Example of a build convergence error from CQ:

fuchsia confirm no-op
ninja build does not converge to a no-op

The same build is run in CQ before changes can be merged into the source tree, to ensure that changes don't break the build. After completing a build successfully, CQ will invoke Ninja again and expect Ninja to report "no work to do". This serves as a soundness check, since a correct build graph is expected to "converge" to no-op.

If this soundness check fails then CQ will report a failure on a step named fuchsia confirm no-op.

Reproducing Ninja convergence issues

With a source tree synced to your change, simply try the following:

fx build

This command should print:

ninja: no work to do.

If this is not the case, and actual build actions are being performed, run the same command again. If the second invocation still didn't produce "no work", then you've reproduced the issue. If you've arrived at "no work" still, try the following:

# Clean your build cache
rm -rf out
# Set up the build specification again
fx set ...
# Build
fx build
# Build again, expecting no-op
fx build

Troubleshooting Ninja convergence issues

In the CQ results page, under the failed step confirm no-op, you will see several links:

  • execution details
  • ninja -d explain -n -v
  • dirty paths

The link to ninja -d explain -n -v shows information that you should be able to reproduce locally with the following command:

fx ninja -C $(fx get-build-dir) -d explain -n -v

This link to "dirty paths" shows the most relevant subset of the same information. You will see a text file that will most likely begin as follows:

ninja explain: output <...> doesn't exist
...

Every line in this file is like a domino brick. You should begin troubleshooting the problem by looking at the first domino brick that started the chain reaction of extra work being done. For instance in the example above a particular output file doesn't exist, which causes Ninja to re-run the build action that's supposed to produce this output, and then subsequently rerun dependent actions.

Filesystem access tracing

There are also builders that trace actions' file system accesses. Diagnostics for stale or missing outputs look like:

Not all outputs of //your:label were written or touched, which can cause subsequent
build invocations to re-execute actions due to a missing file or old timestamp.

Required writes:
...

Missing outputs:
...

Stale outputs:
...

Diagnostics for unallowed writes to inputs look like:

Unexpected file accesses building //your/target:label, following the order they are accessed:
(FileAccessType.WRITE /path/to/input-that-should-not-be-touched.txt)
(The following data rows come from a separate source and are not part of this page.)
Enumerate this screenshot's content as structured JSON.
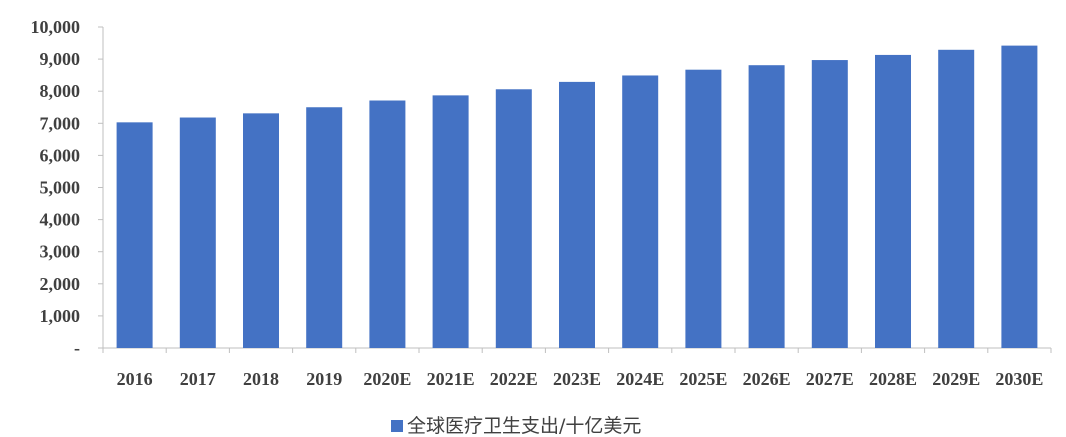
{
  "chart_data": {
    "type": "bar",
    "categories": [
      "2016",
      "2017",
      "2018",
      "2019",
      "2020E",
      "2021E",
      "2022E",
      "2023E",
      "2024E",
      "2025E",
      "2026E",
      "2027E",
      "2028E",
      "2029E",
      "2030E"
    ],
    "series": [
      {
        "name": "全球医疗卫生支出/十亿美元",
        "values": [
          7030,
          7180,
          7310,
          7500,
          7710,
          7870,
          8060,
          8290,
          8490,
          8670,
          8810,
          8970,
          9130,
          9290,
          9420
        ],
        "color": "#4472C4"
      }
    ],
    "yticks": [
      "-",
      "1,000",
      "2,000",
      "3,000",
      "4,000",
      "5,000",
      "6,000",
      "7,000",
      "8,000",
      "9,000",
      "10,000"
    ],
    "ylim": [
      0,
      10000
    ],
    "grid": false,
    "legend_position": "bottom-center"
  }
}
Compared to the Ninja no-op check, this check is done on every individual action and diagnoses one of the many causes of convergence issues immediately as the action happens, rather than later through a full fx build command. This approach can catch some issues that would otherwise be hard to reproduce due to race conditions.
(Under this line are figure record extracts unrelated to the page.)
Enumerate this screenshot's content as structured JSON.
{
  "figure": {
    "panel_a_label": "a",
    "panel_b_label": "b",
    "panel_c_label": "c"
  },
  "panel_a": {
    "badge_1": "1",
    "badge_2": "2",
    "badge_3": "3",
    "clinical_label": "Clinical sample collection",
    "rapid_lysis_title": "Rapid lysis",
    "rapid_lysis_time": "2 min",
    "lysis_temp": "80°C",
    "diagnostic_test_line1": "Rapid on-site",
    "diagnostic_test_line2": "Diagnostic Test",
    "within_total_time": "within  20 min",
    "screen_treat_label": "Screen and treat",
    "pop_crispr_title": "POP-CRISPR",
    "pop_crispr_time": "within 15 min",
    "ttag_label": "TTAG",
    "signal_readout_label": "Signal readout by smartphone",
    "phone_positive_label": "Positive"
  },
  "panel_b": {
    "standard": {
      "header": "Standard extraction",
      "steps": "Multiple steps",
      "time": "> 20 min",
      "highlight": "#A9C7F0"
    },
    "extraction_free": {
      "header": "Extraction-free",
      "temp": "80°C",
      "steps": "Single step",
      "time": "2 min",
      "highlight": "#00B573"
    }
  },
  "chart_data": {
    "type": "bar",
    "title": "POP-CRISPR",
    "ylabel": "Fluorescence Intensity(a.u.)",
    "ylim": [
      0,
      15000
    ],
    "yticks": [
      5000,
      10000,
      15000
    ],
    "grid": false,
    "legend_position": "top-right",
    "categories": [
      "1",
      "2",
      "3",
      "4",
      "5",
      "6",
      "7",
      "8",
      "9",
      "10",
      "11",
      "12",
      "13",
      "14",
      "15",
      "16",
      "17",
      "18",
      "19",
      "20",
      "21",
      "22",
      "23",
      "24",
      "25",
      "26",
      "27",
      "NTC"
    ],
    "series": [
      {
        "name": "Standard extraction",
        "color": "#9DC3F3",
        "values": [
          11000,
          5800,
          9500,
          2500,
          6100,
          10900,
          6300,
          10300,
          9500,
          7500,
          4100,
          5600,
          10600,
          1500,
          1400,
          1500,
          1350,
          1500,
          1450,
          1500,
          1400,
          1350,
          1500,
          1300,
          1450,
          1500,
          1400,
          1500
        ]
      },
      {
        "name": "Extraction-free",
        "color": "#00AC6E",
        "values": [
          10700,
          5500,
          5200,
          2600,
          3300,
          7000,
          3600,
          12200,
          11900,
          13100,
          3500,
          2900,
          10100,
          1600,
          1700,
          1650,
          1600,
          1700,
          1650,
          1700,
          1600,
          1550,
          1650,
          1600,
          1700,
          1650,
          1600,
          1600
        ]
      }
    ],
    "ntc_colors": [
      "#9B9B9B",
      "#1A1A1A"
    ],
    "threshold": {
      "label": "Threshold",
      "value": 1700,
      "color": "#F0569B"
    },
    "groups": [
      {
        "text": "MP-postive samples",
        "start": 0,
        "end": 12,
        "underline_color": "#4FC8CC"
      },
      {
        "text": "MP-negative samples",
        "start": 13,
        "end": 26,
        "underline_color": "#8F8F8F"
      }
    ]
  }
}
Troubleshooting traced action failures

To locally enable action tracing, do one of the following:

  • Run fx set ... --args=build_should_trace_actions=true
  • Run fx args, add build_should_trace_actions=true in the editor, save-and-exit

and then fx build //your/failing:target.

Examine the files in the message in the context of the action's script or command, and see if they fall in one of the categories of common issues.